Peptidoglycan Fragments to Understand Transpeptidases – PFUT

Penicillin-binding proteins (PBPs) are the targets of beta-lactams, the most widely used antibiotics such as penicillins, cephalosporins or carbapenems. PBPs are transpeptidases that catalyze the cross-linking of the peptidoglycan (PG), the main component of the bacterial cell wall. Pathogens such as Staphylococcus aureus, enterococci, Neisseria ssp. and Streptococcus pneumoniae become resistant to penicillins by expressing PBPs with a low reactivity for beta-lactams. Since these drugs are structural mimics of the natural substrate, how PBPs from resistant strains have lost their reactivity with beta-lactams while retaining their enzymatic function? The solution to this conundrum will explain why some last generation beta-lactams are active against strains resistant to older drugs, and help design further improvements.

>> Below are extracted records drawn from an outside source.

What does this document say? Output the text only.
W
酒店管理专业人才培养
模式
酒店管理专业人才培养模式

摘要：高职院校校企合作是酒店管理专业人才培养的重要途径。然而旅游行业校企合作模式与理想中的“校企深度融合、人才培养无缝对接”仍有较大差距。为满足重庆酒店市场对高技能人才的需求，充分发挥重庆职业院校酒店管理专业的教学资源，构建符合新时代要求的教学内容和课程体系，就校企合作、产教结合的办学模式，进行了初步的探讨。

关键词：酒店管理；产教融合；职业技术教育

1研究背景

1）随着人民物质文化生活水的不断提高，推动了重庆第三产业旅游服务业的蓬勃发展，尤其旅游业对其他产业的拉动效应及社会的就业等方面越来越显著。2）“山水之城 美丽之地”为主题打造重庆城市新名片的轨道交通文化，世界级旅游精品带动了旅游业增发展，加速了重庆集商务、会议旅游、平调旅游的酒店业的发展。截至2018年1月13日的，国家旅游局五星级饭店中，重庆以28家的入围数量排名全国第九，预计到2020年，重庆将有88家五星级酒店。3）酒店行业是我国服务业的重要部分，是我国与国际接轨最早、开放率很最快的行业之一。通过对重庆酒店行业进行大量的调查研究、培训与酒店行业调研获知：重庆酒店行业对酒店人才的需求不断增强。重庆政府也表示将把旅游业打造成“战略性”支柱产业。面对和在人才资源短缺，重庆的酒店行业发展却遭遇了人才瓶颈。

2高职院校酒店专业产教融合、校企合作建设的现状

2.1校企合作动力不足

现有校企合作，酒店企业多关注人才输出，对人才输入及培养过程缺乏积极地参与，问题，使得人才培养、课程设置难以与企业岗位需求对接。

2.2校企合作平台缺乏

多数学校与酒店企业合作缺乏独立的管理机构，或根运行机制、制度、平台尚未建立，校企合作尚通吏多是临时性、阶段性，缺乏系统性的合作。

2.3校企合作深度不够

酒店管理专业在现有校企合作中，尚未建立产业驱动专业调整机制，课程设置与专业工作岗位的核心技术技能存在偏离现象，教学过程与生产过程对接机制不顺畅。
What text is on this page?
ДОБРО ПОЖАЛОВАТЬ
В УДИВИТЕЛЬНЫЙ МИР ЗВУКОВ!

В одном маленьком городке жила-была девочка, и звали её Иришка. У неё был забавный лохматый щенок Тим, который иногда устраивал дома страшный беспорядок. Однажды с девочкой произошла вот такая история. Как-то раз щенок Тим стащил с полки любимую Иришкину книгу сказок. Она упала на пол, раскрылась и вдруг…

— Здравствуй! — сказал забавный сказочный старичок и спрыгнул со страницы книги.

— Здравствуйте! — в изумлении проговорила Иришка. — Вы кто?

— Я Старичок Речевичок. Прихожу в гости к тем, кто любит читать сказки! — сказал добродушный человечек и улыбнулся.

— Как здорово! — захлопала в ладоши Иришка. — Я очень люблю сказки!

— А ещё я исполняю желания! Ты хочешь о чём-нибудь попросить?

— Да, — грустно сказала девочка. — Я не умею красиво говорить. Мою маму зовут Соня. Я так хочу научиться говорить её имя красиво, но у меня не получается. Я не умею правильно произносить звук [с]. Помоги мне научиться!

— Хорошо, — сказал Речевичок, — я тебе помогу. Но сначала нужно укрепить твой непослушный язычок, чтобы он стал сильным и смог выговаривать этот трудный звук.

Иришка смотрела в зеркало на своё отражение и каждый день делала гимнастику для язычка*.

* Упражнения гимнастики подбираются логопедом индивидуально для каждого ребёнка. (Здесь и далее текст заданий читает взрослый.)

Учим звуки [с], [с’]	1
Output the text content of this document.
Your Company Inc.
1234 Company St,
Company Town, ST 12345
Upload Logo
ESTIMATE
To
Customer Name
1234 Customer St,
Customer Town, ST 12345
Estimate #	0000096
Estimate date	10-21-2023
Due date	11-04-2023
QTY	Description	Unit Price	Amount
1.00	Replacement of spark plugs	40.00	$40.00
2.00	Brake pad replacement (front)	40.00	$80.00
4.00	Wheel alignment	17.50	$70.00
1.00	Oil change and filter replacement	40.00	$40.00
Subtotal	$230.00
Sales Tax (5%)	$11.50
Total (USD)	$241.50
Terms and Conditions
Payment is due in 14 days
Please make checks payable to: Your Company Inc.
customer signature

Although the reaction between PBPs and beta-lactams is well understood kinetically and structurally, the enzymatic transpeptidation catalyzed by PBPs is poorly studied due to the difficulty to obtain the substrates. The transpeptidation occurs between two stem-peptides attached to glycan chains. However, the peptides on their own or attached to disaccharides are not substrates of PBPs in vitro. Progress in the enzymology of PBPs have recently uncovered some requirements of the substrates of the transpeptidation reaction, using glycan chains polymerized in vitro. However, structural information about the interaction between PBPs and their substrates are still lacking despite half a century of trying, because the polymerization of glycan chains that can be achieved in vitro yields mixtures heterogenous in size, precluding crystallographic studies and detailed enzymology.
We have demonstrated a chemo-enzymatic approach that allows to synthesize PG fragments of defined size using a glycosynthase engineered by mutation of hen egg-white lysozyme. The precursors are obtained after accumulation in specially engineered strains of Escherichia coli that highjack the PG recycling pathway.
We propose to use these uniquely available PG fragments to define structurally for the first time the interaction between PBPs and their substrates, by combining x-ray crystallography and NMR with enzymology and binding studies. Our target enzymes will be PBP2x, PBP2b and PBP1a from Streptococcus pneumoniae. These three PBPs are involved in the resistance to beta-lactams of this important human pathogen and we will investigate variants from a susceptible and a highly resistant strain. The interaction of these PBPs with beta-lactams has been well characterized, structurally and kinetically, but information on the interaction with their physiological substrates is still lacking.
The use of novel well-defined substrate analogues will provide for the first time a detailed understanding of the important drug targets that are the PBPs.